The Curse A Cultural History of Menstruation The Curse Aims to explore a range of hidden assumptions and attitudes about menstruation Full description

  • Title: The Curse: A Cultural History of Menstruation
  • Author: Janice Delaney Emily Toth Mary Jane Lupton
  • ISBN: 9780252014529
  • Page: 472
  • Format: Paperback
  • The Curse Aims to explore a range of hidden assumptions and attitudes about menstruation Full description

    • Unlimited [Science Fiction Book] ò The Curse: A Cultural History of Menstruation - by Janice Delaney Emily Toth Mary Jane Lupton ó
      472 Janice Delaney Emily Toth Mary Jane Lupton
    • thumbnail Title: Unlimited [Science Fiction Book] ò The Curse: A Cultural History of Menstruation - by Janice Delaney Emily Toth Mary Jane Lupton ó
      Posted by:Janice Delaney Emily Toth Mary Jane Lupton
      Published :2018-08-11T05:25:02+00:00

    One thought on “The Curse: A Cultural History of Menstruation

    1. Jasmine on said:

      I was pleasantly surprised by this book. I came into it with my own feelings and experiences about menstruation, including the fact that the generation reading this updated version (mine, my sisters) is the first group in history to bleed as often or as not often as possible. No longer are we married off at 13 and giving birth by 14, no, we can decide when pregnancy occurs, how to treat menopause. The history, as with all things relating to women, is incomplete. There is a disturbing lack of inf [...]

    2. Cortney Cassidy on said:

      this is a great book choice if you want to know more in depth about the culture surrounding periods, but only up to the 1970s with afterwords added in the 1980s to each chapter in the expanded edition. the conversation has sort of stopped making progress since then.

    3. Jennifer on said:

      I read this book because I was interested in the history of menstruation and the cultural issues surrounding it.

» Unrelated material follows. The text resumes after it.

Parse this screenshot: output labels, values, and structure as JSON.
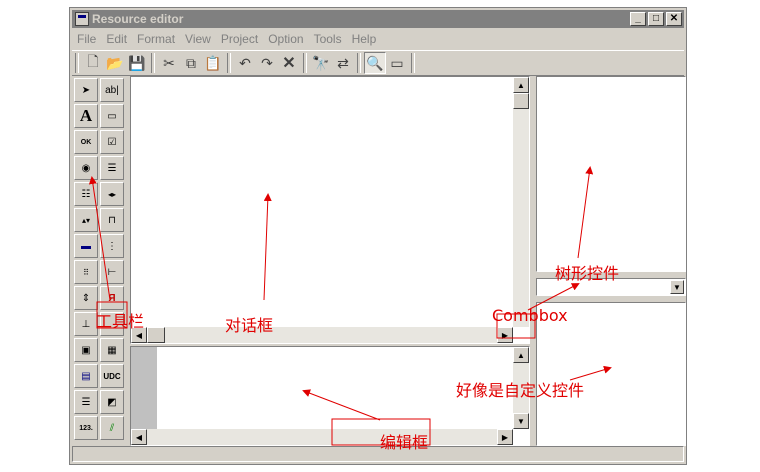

Common thought in one era was that women's hair was the equivalent of men's testicles. Seriously. And that women were physically incomplete. I can't even comprehend half of the past explanations for menstruation and I grew to have an even greater appreciation of modern feminine products and modern medicine now after reading what manner of products & medical treatments women incurr [...]

    4. Tara Calaby on said:

      I imagine this was ground-breaking at the time of publication, but it feels pretty dated these days. Still, it provides a good anthropological summary of various cultural beliefs surrounding menstruation.

    5. Kira on said:

      Interesting! I particularly enjoyed the exploration of how menstruation and menstrual products are portrayed in advertising.